David Shroat. Photo courtesy of Kelly Southerland
David Shroat.
Photo courtesy of Kelly Southerland

At the same time Adaramola was the guardian ad litem in Henry’s case, Henry was the guardian ad litem in a case Adaramola initiated against David Shroat, 50 percent owner in an Arden property. Henry reported to the court that “after diligently searching for” Shroat, he had been “unable to locate” him.

Shroat had been a local cop since the 1970s and had recently worked at the Buncombe County Sheriff’s Office—at the same courthouse where the case was filed.

He should “have been easily found here because the people at the courthouse knew that he was staying with me,” said his fiancé, Kelly Southerland of Asheville.

Both Shroat and the Lydas came away with nothing for their properties, records show.

Asheville Watchdog located both families, in just a few minutes, reaching Charles Lyda by phone on a number he said he’s had for nearly two decades.

His brother, Robert, a computer engineer, has lived in Charlotte for eight years, owned vehicles and is registered to vote, records show. Asheville Watchdog reached him through a Facebook message.

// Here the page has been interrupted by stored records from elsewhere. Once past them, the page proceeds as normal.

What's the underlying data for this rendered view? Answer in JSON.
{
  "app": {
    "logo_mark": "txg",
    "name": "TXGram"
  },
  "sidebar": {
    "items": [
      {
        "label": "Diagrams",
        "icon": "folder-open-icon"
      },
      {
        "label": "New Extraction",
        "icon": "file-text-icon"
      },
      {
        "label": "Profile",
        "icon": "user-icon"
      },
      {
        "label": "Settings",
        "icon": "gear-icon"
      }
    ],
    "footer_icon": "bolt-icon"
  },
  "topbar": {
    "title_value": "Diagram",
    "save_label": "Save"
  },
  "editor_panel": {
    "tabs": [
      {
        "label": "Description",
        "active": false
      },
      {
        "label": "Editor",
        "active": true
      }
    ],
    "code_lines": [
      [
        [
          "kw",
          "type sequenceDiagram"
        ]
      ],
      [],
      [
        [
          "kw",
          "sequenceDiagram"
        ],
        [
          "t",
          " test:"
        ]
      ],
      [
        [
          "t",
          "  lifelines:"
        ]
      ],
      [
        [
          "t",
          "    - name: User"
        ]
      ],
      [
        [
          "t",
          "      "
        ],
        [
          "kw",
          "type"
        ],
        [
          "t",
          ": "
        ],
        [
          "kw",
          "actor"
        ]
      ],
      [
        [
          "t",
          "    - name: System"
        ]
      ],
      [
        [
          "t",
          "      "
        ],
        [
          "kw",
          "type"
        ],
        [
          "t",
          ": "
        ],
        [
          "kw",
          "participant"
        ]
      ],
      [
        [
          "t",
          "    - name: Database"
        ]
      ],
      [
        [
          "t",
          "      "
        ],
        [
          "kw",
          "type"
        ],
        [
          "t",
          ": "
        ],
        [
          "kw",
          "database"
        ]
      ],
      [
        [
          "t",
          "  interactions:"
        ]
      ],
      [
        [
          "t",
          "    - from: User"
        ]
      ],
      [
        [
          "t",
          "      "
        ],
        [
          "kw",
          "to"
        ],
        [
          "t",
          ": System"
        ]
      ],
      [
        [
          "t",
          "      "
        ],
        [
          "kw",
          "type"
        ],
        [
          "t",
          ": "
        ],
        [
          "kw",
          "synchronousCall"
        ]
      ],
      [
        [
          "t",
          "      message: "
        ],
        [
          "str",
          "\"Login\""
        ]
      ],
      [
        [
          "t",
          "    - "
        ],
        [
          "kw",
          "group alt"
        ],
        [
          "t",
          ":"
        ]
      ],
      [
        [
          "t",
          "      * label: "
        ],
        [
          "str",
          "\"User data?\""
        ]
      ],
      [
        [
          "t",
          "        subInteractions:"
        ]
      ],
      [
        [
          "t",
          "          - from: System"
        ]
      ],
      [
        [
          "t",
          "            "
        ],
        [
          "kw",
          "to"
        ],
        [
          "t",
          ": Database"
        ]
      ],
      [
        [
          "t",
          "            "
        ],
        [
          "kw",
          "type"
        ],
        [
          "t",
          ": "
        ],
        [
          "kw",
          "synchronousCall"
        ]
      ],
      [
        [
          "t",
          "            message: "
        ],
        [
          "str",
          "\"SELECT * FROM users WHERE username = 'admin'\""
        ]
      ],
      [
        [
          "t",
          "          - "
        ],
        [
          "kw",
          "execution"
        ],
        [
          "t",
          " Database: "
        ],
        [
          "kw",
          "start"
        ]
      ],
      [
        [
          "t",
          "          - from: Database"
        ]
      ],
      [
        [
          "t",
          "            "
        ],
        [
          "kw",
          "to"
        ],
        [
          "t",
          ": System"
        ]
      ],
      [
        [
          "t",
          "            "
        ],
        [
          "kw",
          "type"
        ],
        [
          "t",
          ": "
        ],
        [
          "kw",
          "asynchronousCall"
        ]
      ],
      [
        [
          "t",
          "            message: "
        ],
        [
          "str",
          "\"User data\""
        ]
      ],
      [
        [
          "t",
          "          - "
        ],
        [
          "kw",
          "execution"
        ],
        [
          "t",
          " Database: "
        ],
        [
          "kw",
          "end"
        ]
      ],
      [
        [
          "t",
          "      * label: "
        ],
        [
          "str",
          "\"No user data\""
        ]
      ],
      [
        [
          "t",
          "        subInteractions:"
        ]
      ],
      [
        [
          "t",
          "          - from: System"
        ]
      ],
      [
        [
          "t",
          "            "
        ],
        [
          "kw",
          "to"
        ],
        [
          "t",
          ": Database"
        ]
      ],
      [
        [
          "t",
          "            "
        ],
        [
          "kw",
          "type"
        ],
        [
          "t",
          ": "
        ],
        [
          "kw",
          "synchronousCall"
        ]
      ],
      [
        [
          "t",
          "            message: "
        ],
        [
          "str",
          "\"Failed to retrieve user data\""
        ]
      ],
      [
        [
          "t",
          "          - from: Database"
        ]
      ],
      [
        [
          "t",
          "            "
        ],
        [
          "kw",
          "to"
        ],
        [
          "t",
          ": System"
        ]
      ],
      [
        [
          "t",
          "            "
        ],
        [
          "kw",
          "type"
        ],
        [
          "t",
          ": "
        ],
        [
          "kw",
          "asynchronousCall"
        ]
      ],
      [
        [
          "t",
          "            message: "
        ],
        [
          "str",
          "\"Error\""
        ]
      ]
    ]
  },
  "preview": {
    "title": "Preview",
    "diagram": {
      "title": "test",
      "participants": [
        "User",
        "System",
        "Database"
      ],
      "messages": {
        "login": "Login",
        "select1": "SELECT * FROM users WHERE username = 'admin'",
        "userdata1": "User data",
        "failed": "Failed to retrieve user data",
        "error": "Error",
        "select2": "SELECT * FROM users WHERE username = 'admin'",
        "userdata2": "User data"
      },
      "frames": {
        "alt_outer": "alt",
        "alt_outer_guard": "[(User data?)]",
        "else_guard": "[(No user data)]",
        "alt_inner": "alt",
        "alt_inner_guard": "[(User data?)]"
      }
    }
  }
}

“The tax man can find me, every year,” Robert Lyda said. “I’d like to know how [Adaramola] defines diligent search.”

Henry and Tucker did not respond to questions from Asheville Watchdog. Adaramola was given opportunities to comment but is on leave, her office said.

‘Damning Statement’ of the System

The Lyda family had owned their acreage on Upper Grassy Branch Road for more than 50 years. A house on the property had fallen into disrepair, Charles Lyda said, but the land was in “a prime location … The back of it was right up against the [Blue Ridge] Parkway.”

At issue was a 25 percent stake left by the Lydas’s grandfather to them and their mother through a will filed in Burke County. Two years before her death in 2019, the mother, Carolyn Hughey Lyda, signed a deed to Parkway Vistas Inc. that said she was the sole heir to the 25 percent. The relatives who owned the other 75 percent, the Lydas’s great aunts, also sold to Parkway Vistas, which then sold the property to Tucker’s company in February 2017.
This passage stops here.